Хрустальный Флореум Иезавели Ласковой был возведен в 599 году Александрийской Эры текнитесом Бараксидом Пеулипом, опиравшимся на комментарии Провего к Аристотелевым «Оптическим исследованиям», а также истинную Эвклидову «Теорию зеркал», Архимедов трактат «О глазе и свече» и разнообразные произведения учеников Провего по математической и физической оптике. Флореум состоял из ста шестнадцати больших залов, стены и свод которых были хрустальными зеркалами небывалой чистоты и гладкости. Геометрия их взаимного расположения и архитектура света, пронзающего Флореум, были обсчитаны Бараксидом и его софистесами таким образом, чтобы внутри каждого из залов его границы оставались незаметны для человека — бесконечность отражалась в бесконечности. Они входили и выходили в залы сквозь прогибы и отверстия меж зеркалами, маскируемые игрой сияния и ярких отражений.

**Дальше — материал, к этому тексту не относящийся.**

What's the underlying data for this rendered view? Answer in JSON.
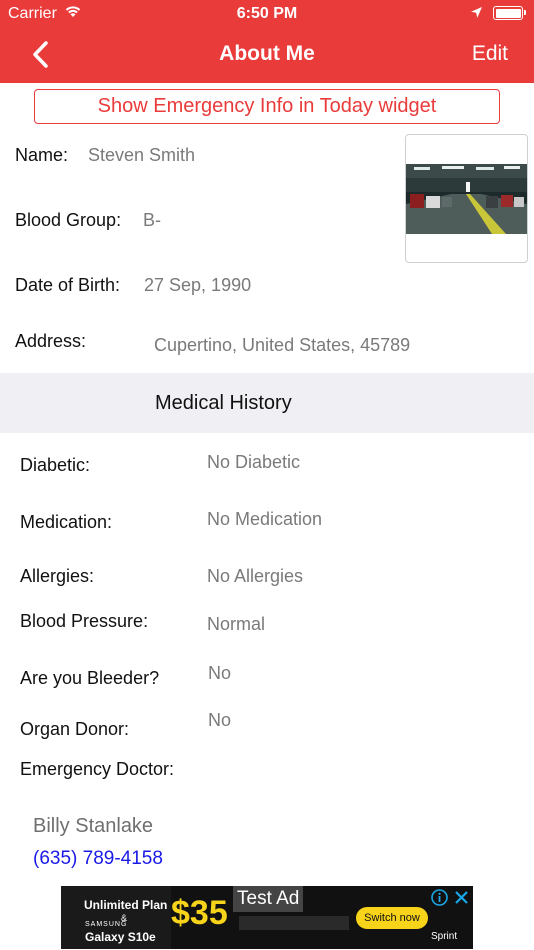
{
  "status_bar": {
    "carrier": "Carrier",
    "time": "6:50 PM"
  },
  "nav": {
    "title": "About Me",
    "edit_label": "Edit"
  },
  "widget_button": {
    "label": "Show Emergency Info in Today widget"
  },
  "profile": {
    "name_label": "Name:",
    "name": "Steven Smith",
    "blood_group_label": "Blood Group:",
    "blood_group": "B-",
    "dob_label": "Date of Birth:",
    "dob": "27 Sep, 1990",
    "address_label": "Address:",
    "address": "Cupertino, United States, 45789"
  },
  "medical_history": {
    "title": "Medical History",
    "rows": [
      {
        "label": "Diabetic:",
        "value": "No Diabetic"
      },
      {
        "label": "Medication:",
        "value": "No Medication"
      },
      {
        "label": "Allergies:",
        "value": "No Allergies"
      },
      {
        "label": "Blood Pressure:",
        "value": "Normal"
      },
      {
        "label": "Are you Bleeder?",
        "value": "No"
      },
      {
        "label": "Organ Donor:",
        "value": "No"
      }
    ],
    "doctor_label": "Emergency Doctor:"
  },
  "doctor": {
    "name": "Billy Stanlake",
    "phone": "(635) 789-4158"
  },
  "ad": {
    "badge": "Test Ad",
    "plan": "Unlimited Plan",
    "amp": "&",
    "brand": "SAMSUNG",
    "device": "Galaxy S10e",
    "price": "$35",
    "cta": "Switch now",
    "advertiser": "Sprint"
  },
  "colors": {
    "accent": "#ea3b3b",
    "link": "#1a1ae6",
    "section_bg": "#efeff4"
  }
}
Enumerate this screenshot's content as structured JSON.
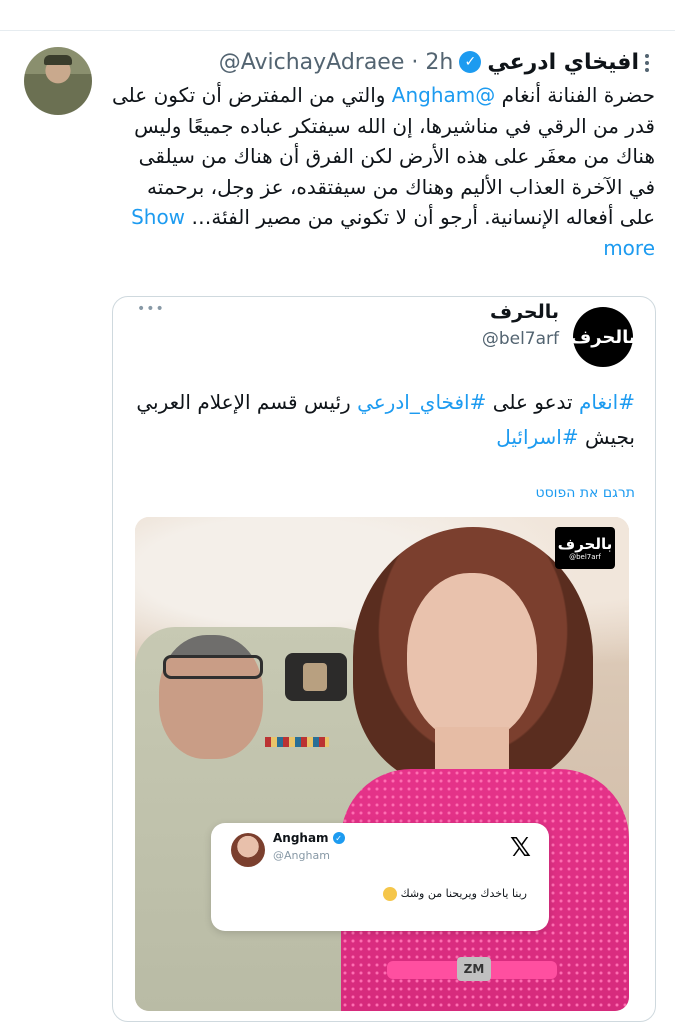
{
  "tweet": {
    "display_name": "افيخاي ادرعي",
    "handle": "@AvichayAdraee",
    "separator": "·",
    "time": "2h",
    "text_before_mention": "حضرة الفنانة أنغام ",
    "mention": "@Angham",
    "text_after_mention": " والتي من المفترض أن تكون على قدر من الرقي في مناشيرها، إن الله سيفتكر عباده جميعًا وليس هناك من معفَر على هذه الأرض لكن الفرق أن هناك من سيلقى في الآخرة العذاب الأليم وهناك من سيفتقده، عز وجل، برحمته على أفعاله الإنسانية. أرجو أن لا تكوني من مصير الفئة… ",
    "show_more": "Show more"
  },
  "quote": {
    "display_name": "بالحرف",
    "handle": "@bel7arf",
    "avatar_text": "بالحرف",
    "hashtag_angham": "#انغام",
    "text_1": " تدعو على ",
    "hashtag_avichay": "#افخاي_ادرعي",
    "text_2": " رئيس قسم الإعلام العربي بجيش ",
    "hashtag_israel": "#اسرائيل",
    "translate_label": "תרגם את הפוסט"
  },
  "media": {
    "logo_text": "بالحرف",
    "logo_sub": "@bel7arf",
    "buckle_text": "ZM",
    "embedded_post": {
      "name": "Angham",
      "handle": "@Angham",
      "text": "ربنا ياخدك ويريحنا من وشك"
    }
  },
  "colors": {
    "link": "#1d9bf0",
    "text": "#0f1419",
    "muted": "#536471",
    "dress": "#e6338a"
  }
}
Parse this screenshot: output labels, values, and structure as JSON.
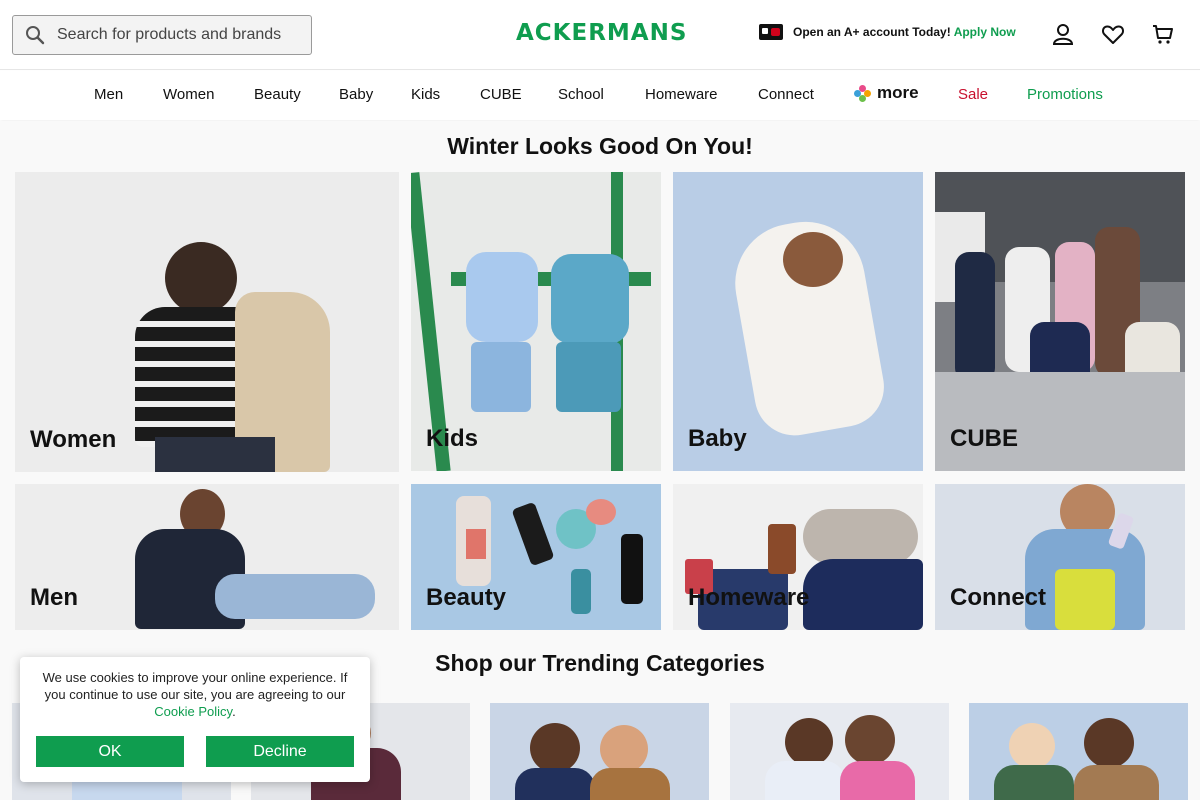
{
  "search": {
    "placeholder": "Search for products and brands"
  },
  "brand": {
    "logo_text": "ACKERMANS",
    "color": "#0f9d4f"
  },
  "promo": {
    "text": "Open an A+ account Today!",
    "link": "Apply Now"
  },
  "nav": {
    "items": [
      "Men",
      "Women",
      "Beauty",
      "Baby",
      "Kids",
      "CUBE",
      "School",
      "Homeware",
      "Connect"
    ],
    "more_label": "more",
    "sale_label": "Sale",
    "promotions_label": "Promotions",
    "sale_color": "#c8102e"
  },
  "hero": {
    "title": "Winter Looks Good On You!"
  },
  "tiles": [
    {
      "label": "Women"
    },
    {
      "label": "Kids"
    },
    {
      "label": "Baby"
    },
    {
      "label": "CUBE"
    },
    {
      "label": "Men"
    },
    {
      "label": "Beauty"
    },
    {
      "label": "Homeware"
    },
    {
      "label": "Connect"
    }
  ],
  "trending": {
    "title": "Shop our Trending Categories"
  },
  "cookie": {
    "text": "We use cookies to improve your online experience. If you continue to use our site, you are agreeing to our",
    "link": "Cookie Policy",
    "ok": "OK",
    "decline": "Decline"
  },
  "icons": [
    "search-icon",
    "account-icon",
    "wishlist-heart-icon",
    "cart-icon",
    "more-logo-icon",
    "credit-card-icon"
  ]
}
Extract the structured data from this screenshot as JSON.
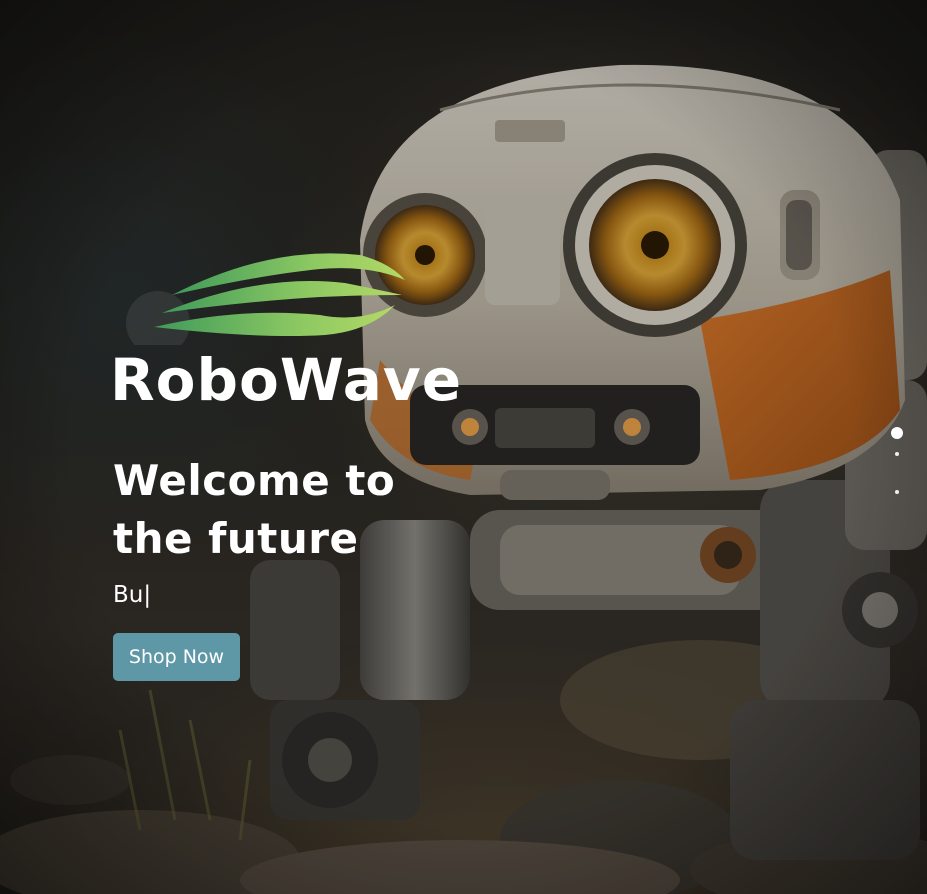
{
  "hero": {
    "brand_name": "RoboWave",
    "headline": "Welcome to the future",
    "typed_text": "Bu",
    "cursor": "|",
    "cta_label": "Shop Now"
  },
  "icons": {
    "logo": "wave-logo-icon",
    "slider_dots": [
      "active-dot",
      "dot",
      "dot"
    ]
  },
  "colors": {
    "cta_background": "#5e98a6",
    "logo_gradient_start": "#3f9a5a",
    "logo_gradient_end": "#b4d966",
    "text": "#ffffff"
  }
}
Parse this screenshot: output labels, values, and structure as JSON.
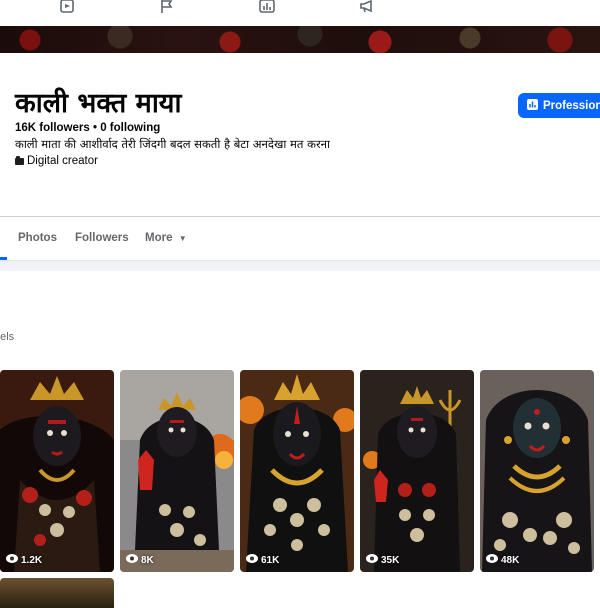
{
  "profile": {
    "name": "काली भक्त माया",
    "stats": "16K followers • 0 following",
    "bio": "काली माता की आशीर्वाद तेरी जिंदगी बदल सकती है बेटा अनदेखा मत करना",
    "category": "Digital creator"
  },
  "actions": {
    "professional_label": "Professiona"
  },
  "tabs": [
    {
      "label": "Photos"
    },
    {
      "label": "Followers"
    },
    {
      "label": "More"
    }
  ],
  "section": {
    "label": "eels"
  },
  "reels": [
    {
      "views": "1.2K"
    },
    {
      "views": "8K"
    },
    {
      "views": "61K"
    },
    {
      "views": "35K"
    },
    {
      "views": "48K"
    }
  ],
  "icons": {
    "nav": [
      "video-icon",
      "flag-icon",
      "chart-icon",
      "megaphone-icon"
    ],
    "professional": "dashboard-icon",
    "category": "briefcase-icon",
    "more": "caret-down-icon",
    "views": "eye-icon"
  },
  "colors": {
    "accent": "#0866ff",
    "text_primary": "#050505",
    "text_secondary": "#65676b",
    "divider": "#ced0d4"
  }
}
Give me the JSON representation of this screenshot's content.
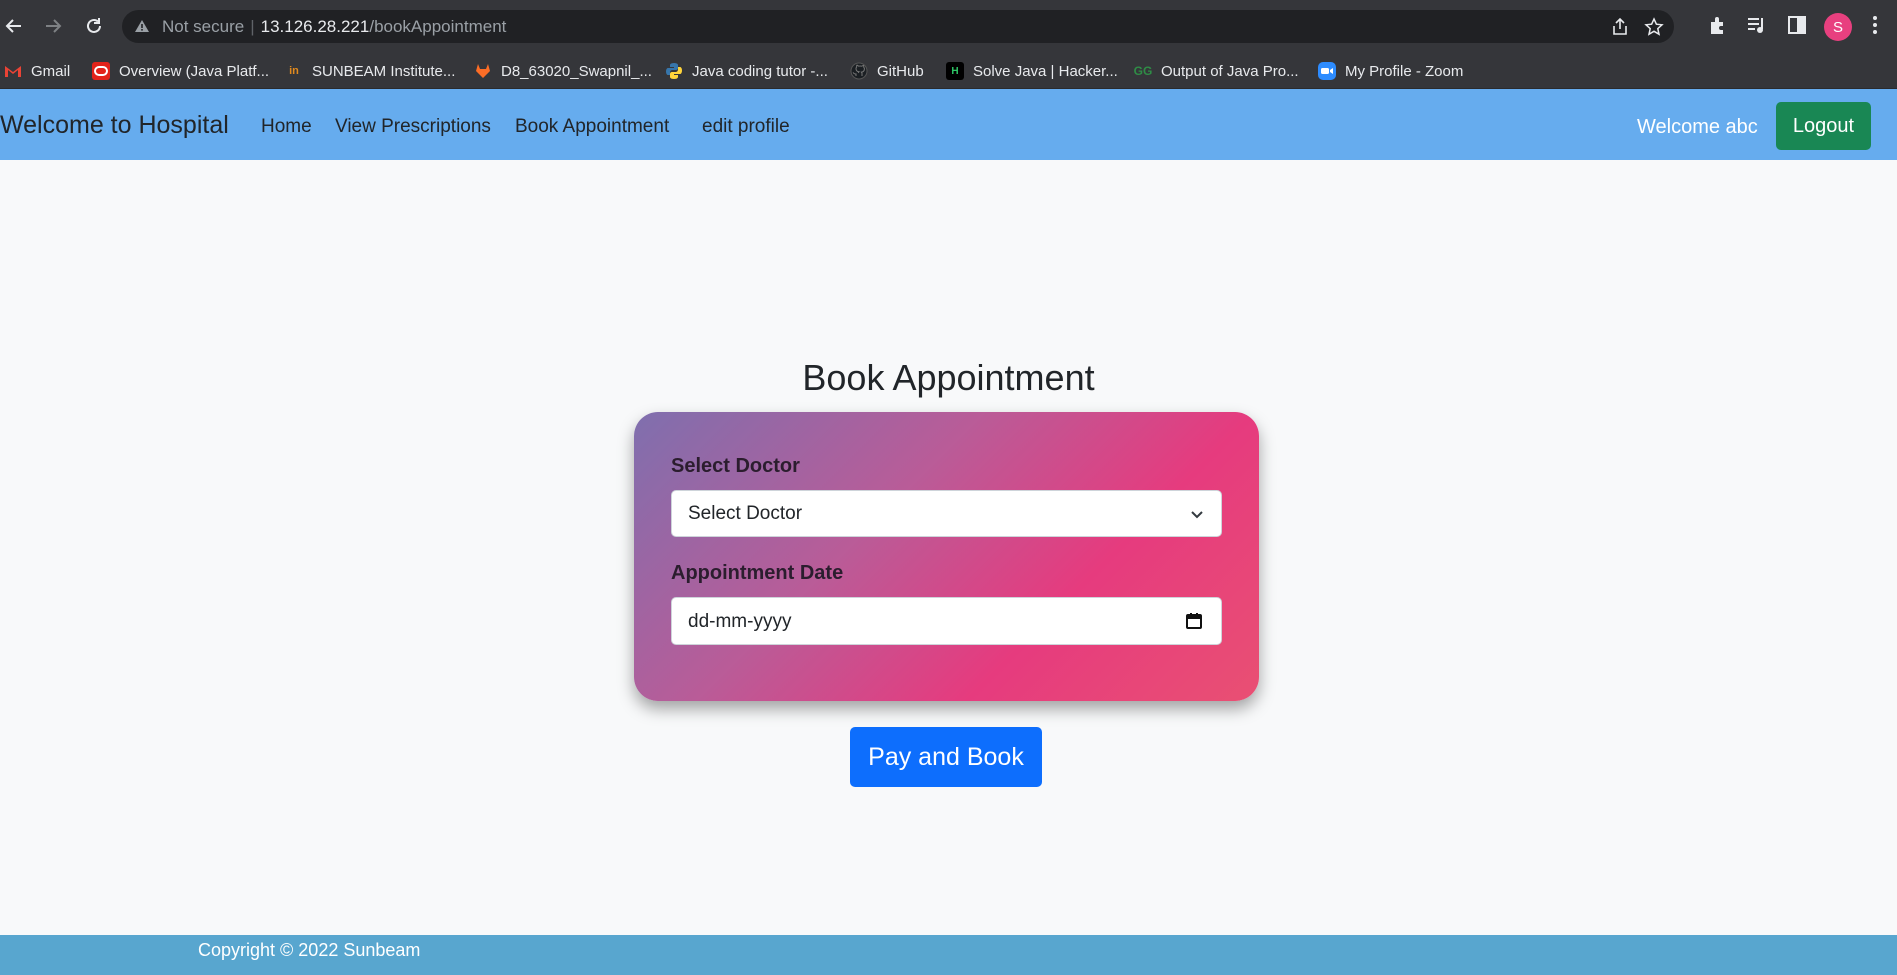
{
  "browser": {
    "security_label": "Not secure",
    "url_host": "13.126.28.221",
    "url_path": "/bookAppointment",
    "profile_initial": "S"
  },
  "bookmarks": [
    {
      "label": "Gmail",
      "icon": "gmail-icon"
    },
    {
      "label": "Overview (Java Platf...",
      "icon": "oracle-icon"
    },
    {
      "label": "SUNBEAM Institute...",
      "icon": "sunbeam-icon"
    },
    {
      "label": "D8_63020_Swapnil_...",
      "icon": "gitlab-icon"
    },
    {
      "label": "Java coding tutor -...",
      "icon": "python-icon"
    },
    {
      "label": "GitHub",
      "icon": "github-icon"
    },
    {
      "label": "Solve Java | Hacker...",
      "icon": "hackerrank-icon"
    },
    {
      "label": "Output of Java Pro...",
      "icon": "geeksforgeeks-icon"
    },
    {
      "label": "My Profile - Zoom",
      "icon": "zoom-icon"
    }
  ],
  "navbar": {
    "brand": "Welcome to Hospital",
    "links": [
      "Home",
      "View Prescriptions",
      "Book Appointment",
      "edit profile"
    ],
    "welcome": "Welcome abc",
    "logout": "Logout"
  },
  "main": {
    "title": "Book Appointment",
    "doctor_label": "Select Doctor",
    "doctor_selected": "Select Doctor",
    "date_label": "Appointment Date",
    "date_placeholder": "dd-mm-yyyy",
    "submit": "Pay and Book"
  },
  "footer": {
    "text": "Copyright © 2022 Sunbeam"
  },
  "colors": {
    "navbar": "#66acee",
    "logout": "#198754",
    "primary": "#0d6efd",
    "footer": "#58a6cf"
  }
}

Во Флореуме всегда царил летний полдень: железный купол отрезал доступ настоящим солнечным лучам, свечение исходило из другого источника. Стеклянной межзеркальной гидравликой непрерывно текли потоки ослепительного тумана: водяного пара, преморфированного к Форме Света. И пусть Флореум не пострадал во время осады Пергама, через столько-то веков ни одна неживая Субстанция не могла противостоять распаду и деградации. Треснуло некоторое число зеркал, уничтожая иллюзию дюжины лугов. Кикур показывал Аурелии один из таких залов: мир расколотый, сколиоза света и видимости — протягиваешь руку, и рука исчезает, появившись, скрученная в неправдоподобной какоморфии, на сотне далеких горизонтов. Кикур показал ей и луга, где хрустальная гидравлика была повреждена, где, вероятно, треснули невидимые стеклянные трубы. В час сумерек, когда холодная тень опускалась на железный купол Флореума, и разница температур приводила к временному напряжению конструкции, проявлялись крохотные повреждения в стекле, и над светлыми лугами, на цветы, бабочек, птиц и теплую землю, прямо из небесной бесконечности изливались облака текучего блеска.
Он предостерег ее, что нельзя взглянуть на него и не ослепнуть, — но что ослепит риттера Огня? Она взглянула. Свет выползал из ниоткуда, из невидимого отверстия в воздухе — робкая личинка, сжатая в кулак рука ангела Солнца. Аурелия вошла в ее хватку. Кикур крикнул ей вслед. Она раскрыла рот, втянула Туман в легкие. Слишком большой экстаз, чтобы назвать его болью. Повернулась к Ашамадеру. Тот прикрывал глаза предплечьем. Она подошла к нему, женщина-феникс, крепко обняла, сияние вытекало изо всех ее пор, поцеловала — золотистое сияние вырвалось меж их сомкнутыми губами. Там впервые соединились их тела, в великом свете, в облаке влажного огня.